My grandmother Judy Meisel is a co-plaintiff and witness in the trial. Her mother, Mina Beker, was murdered at Stutthof in the gas chamber in 1944. My grandmother was 15 years old the day she was ripped from her mother’s arms in the camp. She and her sister escaped and survived.
In 1994 Judy returned to @StutthofMuseum for the first time since her escape and entered the gas chamber where her mother was murdered. Accompanied by a film crew, her son, and grandson, Judy shows us what it means to survive. pic.twitter.com/7L0WlGE6IX
— The Judy Project (@judymeisel) January 9, 2020
Dey has said he is sorry for what happened at Stutthof but denies any personal responsibility for any murders. This is the apology about which I’m asked again and again. Do I accept? Over the past four years I have supported my grandmother as she participated in what will likely be the last trial of a former Nazi. I have had a front-row seat to observe and take part in this late pursuit of justice for victims of the Holocaust. But I am not the one who can forgive.
Until about 10 years ago my grandmother could have stood in the courtroom herself and looked Dey in the eyes. She would have had a conversation about what happened, who can forgive, and what this means to her. But now, at 91, she could no longer travel, so I attended the trial on her behalf and in solidarity with all those who could not be there themselves. It’s a symbolic act, however, because nobody can take the place of the survivors or the victims when it comes to justice or forgiveness.
Prosecutors argue that Dey aided in the mass murder at Stutthof. As a guard he prevented prisoners from escape and therefore aided in the systematic murders at the camp. If he is found guilty, the court can send a powerful signal that no guard in any concentration camp can claim they had no responsibility for what happened.
Prosecutors have asked for up to three years in prison for Dey, but any practical punishment at this point is meaningless to my grandmother.
Most perpetrators of the Holocaust were never brought to justice. Two years ago I was in a German courtroom for the first time. Johann Rehbogen was the first guard from Stutthof charged with accessory to mass murder.
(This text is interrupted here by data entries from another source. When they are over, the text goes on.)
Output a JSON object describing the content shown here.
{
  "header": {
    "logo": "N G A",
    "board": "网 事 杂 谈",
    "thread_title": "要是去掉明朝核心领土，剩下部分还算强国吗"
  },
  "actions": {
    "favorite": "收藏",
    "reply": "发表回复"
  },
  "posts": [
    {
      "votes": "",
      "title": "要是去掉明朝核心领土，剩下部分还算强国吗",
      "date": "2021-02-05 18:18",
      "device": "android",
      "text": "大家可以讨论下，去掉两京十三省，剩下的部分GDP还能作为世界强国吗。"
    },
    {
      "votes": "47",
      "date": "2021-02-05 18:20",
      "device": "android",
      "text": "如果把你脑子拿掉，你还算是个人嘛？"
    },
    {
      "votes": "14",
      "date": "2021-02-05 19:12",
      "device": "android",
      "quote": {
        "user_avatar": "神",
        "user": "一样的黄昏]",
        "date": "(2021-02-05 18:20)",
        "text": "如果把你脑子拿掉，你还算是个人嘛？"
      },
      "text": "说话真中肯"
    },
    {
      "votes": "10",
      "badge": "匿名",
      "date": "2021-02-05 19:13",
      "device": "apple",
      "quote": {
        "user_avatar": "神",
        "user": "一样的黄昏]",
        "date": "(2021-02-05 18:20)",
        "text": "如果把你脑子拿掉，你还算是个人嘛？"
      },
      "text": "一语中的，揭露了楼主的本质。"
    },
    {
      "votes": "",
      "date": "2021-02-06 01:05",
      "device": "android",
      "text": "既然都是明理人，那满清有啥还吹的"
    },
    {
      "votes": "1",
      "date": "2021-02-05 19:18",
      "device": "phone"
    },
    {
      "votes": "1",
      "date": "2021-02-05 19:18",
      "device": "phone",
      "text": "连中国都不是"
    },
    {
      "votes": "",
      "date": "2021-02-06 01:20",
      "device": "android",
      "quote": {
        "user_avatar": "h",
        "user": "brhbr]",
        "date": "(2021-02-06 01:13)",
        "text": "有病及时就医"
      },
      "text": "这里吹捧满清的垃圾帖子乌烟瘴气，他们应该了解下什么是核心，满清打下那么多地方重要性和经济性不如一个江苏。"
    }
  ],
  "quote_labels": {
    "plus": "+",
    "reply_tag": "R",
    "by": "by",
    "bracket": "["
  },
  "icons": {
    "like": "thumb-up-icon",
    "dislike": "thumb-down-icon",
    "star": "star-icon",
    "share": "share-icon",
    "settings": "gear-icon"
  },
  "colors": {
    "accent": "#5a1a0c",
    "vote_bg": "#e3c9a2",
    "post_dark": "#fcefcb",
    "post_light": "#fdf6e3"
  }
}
In the third week of his trial the 95-year-old collapsed in court and never returned.
We thought that was the end of any trials, but to our surprise Dey was charged last year.
Rehbogen and Dey were not masterminds of the Holocaust. They faced trial partly because, as the youngest cogs in the camps, they simply outlived all the others. I’m not suggesting we should have sympathy for them. On the contrary, the inconvenience of facing trial is nothing compared to the pain and suffering of the survivors and victims.
We should look at the old men in court and recognize that certainly there were more cruel and evil actors who never were prosecuted. We should view these trials as a way to remember and acknowledge what happened.
We will soon live in a world where all of the eyewitnesses are gone and with them the ability to tell their stories. That includes not just the survivors, but the perpetrators of the Holocaust, too. Evil and hatred will not die with them. The capacity for humans to be ignorant, manipulated by greed, conspiracies and fear will never go away.
As these trials come to an end, I carry my grandmother’s story and its lessons with me every day. Ignorance is passed from generation to generation and it’s up to each one of us to break that chain. My grandmother has been an outspoken activist since the 1960s, telling her story as a warning against racism, bigotry and hatred.
It’s too late for questions of forgiveness. She would urge you to do whatever you can to help her keep a promise she made in the barracks at Stutthof — to make sure nobody will ever forget what happened.
Ben Cohen is a filmmaker in Brooklyn, N.Y., who grew up in St. Louis Park, where his grandmother lives.